The production has already been shown in other cities a number of times, but from now until October 9th you’ll be able to see a special version of The Hunchback of Notre Dame in the La Mirada Theatre for the Performing Arts – one that’s set apart from other productions for a variety of reasons.
The set is smaller – and it works for the show.
The set of La Mirada’s production of the show is smaller than La Jolla’s, but is actually no less effective. You’ll still be transported to a variety of settings – from the interior of the bell tower all the way to the outskirts of Paris.
In fact, I believe that the nature of the theatre makes for a more meaningful show: it allows audiences to see the movements and facial expressions of the actors clearly, which is incredibly important to a story that relies heavily on appearances and physical imagery. Though this production may not have the visual pizzazz of other productions, I still think that the intimacy of the theatre works for the story – and may even contribute to a better understanding of what the characters think and feel.
The cast carries the music and the story well.
The story of this production of The Hunchback of Notre Dame stays true to the stage play’s plot and deviates from the Disney film. A quick warning to parents who may be interested in bringing young children: though the movie is quite dark already, this play goes even deeper into major adult themes.
That being said, these themes are once again discussed beautifully in this production by amazing music, created by Alan Menken and Stephen Schwartz, and a talented cast. What may have been scaled down in terms of stage was made up by many of the actors. Marc Jacoby’s performance of “Hellfire” was particularly moving – his strong vocals and impressive acting highlighted the terror of this famous Hunchback song. The voices of the cast came together to produce a beautiful show that stands its ground when compared to the La Jolla production.
Quasimodo is played by two actors – John McGinty and Dino Nicandros – to fully represent his deafness.

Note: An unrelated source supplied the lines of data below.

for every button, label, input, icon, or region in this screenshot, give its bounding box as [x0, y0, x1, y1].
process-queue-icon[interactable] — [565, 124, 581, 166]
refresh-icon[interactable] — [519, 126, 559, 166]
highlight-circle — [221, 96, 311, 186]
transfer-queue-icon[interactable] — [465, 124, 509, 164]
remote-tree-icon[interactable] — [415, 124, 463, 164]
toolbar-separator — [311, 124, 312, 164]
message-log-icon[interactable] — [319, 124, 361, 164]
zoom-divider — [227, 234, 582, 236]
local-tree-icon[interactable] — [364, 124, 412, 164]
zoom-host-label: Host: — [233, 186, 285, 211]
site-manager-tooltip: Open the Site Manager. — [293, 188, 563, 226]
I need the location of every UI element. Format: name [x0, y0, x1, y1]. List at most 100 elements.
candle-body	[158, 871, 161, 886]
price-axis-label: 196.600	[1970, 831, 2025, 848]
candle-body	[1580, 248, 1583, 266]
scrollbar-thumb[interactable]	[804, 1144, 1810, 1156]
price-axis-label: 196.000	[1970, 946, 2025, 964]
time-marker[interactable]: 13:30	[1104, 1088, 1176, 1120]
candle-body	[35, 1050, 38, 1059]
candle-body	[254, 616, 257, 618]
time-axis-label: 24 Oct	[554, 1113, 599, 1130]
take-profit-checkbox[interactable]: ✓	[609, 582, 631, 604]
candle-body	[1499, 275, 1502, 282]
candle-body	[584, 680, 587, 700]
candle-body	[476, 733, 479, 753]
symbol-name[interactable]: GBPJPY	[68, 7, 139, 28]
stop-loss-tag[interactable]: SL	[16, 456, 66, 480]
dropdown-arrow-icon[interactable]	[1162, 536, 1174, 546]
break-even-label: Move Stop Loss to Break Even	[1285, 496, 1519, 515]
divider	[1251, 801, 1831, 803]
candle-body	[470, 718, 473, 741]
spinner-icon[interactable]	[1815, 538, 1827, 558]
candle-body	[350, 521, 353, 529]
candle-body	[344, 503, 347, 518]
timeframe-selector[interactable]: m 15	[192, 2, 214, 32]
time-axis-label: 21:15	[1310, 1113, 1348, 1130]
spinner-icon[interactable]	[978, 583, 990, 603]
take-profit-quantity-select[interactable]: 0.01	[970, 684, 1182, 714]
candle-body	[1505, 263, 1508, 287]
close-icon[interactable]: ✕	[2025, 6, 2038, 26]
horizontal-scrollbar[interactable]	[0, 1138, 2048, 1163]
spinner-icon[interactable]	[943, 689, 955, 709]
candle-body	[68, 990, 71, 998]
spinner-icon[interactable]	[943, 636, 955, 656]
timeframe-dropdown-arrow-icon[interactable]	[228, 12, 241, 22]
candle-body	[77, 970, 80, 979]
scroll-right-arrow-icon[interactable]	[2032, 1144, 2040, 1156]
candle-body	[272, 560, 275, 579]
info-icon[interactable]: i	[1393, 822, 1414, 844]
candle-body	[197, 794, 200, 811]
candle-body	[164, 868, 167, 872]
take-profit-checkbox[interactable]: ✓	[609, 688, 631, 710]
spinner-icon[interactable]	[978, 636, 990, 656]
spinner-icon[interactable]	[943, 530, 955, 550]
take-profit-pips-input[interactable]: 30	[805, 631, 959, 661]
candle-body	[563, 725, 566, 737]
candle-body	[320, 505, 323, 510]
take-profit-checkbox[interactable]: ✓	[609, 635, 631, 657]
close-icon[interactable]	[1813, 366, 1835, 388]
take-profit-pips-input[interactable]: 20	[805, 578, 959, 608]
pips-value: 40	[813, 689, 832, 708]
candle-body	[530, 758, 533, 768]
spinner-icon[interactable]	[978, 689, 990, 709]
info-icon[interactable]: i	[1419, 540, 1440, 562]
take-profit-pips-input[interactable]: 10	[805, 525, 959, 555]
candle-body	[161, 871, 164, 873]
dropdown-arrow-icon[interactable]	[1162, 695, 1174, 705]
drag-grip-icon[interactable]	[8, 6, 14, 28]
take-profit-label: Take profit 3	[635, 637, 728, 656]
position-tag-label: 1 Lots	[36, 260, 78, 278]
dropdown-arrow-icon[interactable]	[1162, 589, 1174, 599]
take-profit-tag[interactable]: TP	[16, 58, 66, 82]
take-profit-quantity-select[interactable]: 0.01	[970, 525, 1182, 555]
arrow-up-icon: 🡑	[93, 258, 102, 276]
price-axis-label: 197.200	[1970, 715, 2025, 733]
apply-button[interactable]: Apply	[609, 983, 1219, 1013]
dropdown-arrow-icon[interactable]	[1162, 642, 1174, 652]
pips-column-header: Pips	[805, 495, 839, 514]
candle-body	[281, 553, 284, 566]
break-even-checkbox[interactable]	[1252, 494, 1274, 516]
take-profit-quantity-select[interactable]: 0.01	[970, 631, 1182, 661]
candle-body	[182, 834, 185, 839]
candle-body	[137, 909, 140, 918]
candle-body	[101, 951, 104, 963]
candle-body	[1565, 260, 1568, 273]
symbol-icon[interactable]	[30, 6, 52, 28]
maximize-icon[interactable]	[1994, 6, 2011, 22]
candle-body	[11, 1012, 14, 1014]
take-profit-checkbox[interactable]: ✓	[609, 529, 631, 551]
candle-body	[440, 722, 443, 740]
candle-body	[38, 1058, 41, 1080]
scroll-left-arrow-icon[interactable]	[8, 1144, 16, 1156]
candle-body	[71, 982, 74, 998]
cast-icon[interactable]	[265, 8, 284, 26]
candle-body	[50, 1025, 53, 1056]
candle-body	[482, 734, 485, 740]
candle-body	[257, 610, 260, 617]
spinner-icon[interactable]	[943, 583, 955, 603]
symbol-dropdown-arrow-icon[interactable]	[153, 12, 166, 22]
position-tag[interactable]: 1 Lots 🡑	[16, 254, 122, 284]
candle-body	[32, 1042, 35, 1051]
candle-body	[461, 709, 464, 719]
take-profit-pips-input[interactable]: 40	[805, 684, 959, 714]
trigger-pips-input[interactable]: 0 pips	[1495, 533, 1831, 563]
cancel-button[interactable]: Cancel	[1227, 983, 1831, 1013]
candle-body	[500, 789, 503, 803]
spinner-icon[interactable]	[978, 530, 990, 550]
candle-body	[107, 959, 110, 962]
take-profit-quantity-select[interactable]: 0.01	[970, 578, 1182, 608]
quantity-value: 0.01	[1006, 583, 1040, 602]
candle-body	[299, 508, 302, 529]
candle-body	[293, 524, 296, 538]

This may be the most stark difference from the La Jolla show: originally played by only one actor, Quasimodo in the La Mirada production is deaf and is played by both John McGinty, an actor who happens to be deaf himself, and Dino Nicandros, who acts as his voice.
John McGinty, who also acted as Quasimodo in the Sacramento run of the show, plays Quasimodo with amazing emotion, which why such an intimate setting is perfect for this production: you’ll see him experience the story of The Hunchback of Notre Dame much like Quasimodo in Hugo’s novel would have in a very personal way. It’s equally incredible to see Nicandros sing as Quasimodo’s voice: the two actors work in harmony with each other, McGinty signing as Nicandros sings.
Sign language plays an important role in the story.
Not only do McGinty and Nicandros sign to the audience and to each other, but other characters also use sign language as a way of connecting with Quasimodo. Choreography and communication in this show become intertwined as physical movement becomes an important part of human connection. The theme of connection and looking past the physical has always rung true in the story of The Hunchback of Notre Dame, and by making deafness a part of the show and having a Quasimodo played by both McGinty and Nicandros, the La Mirada production makes this story that much more meaningful.
The La Mirada Theatre for the Performing Arts’ production of The Hunchback of Notre Dame is definitely special, and is so unique that it’s worth watching even if you’ve seen the show in another city.
The Hunchback of Notre Dame will run until October 9th, so be sure to grab your tickets while you can. There will also be an ASL interpreted performance on Saturday, October 8 at 2pm and open-captioned performances on Sunday, September 25, Wednesday, September 28, and Sunday, October 9.
This show will only be around for a short time – be sure not to miss it!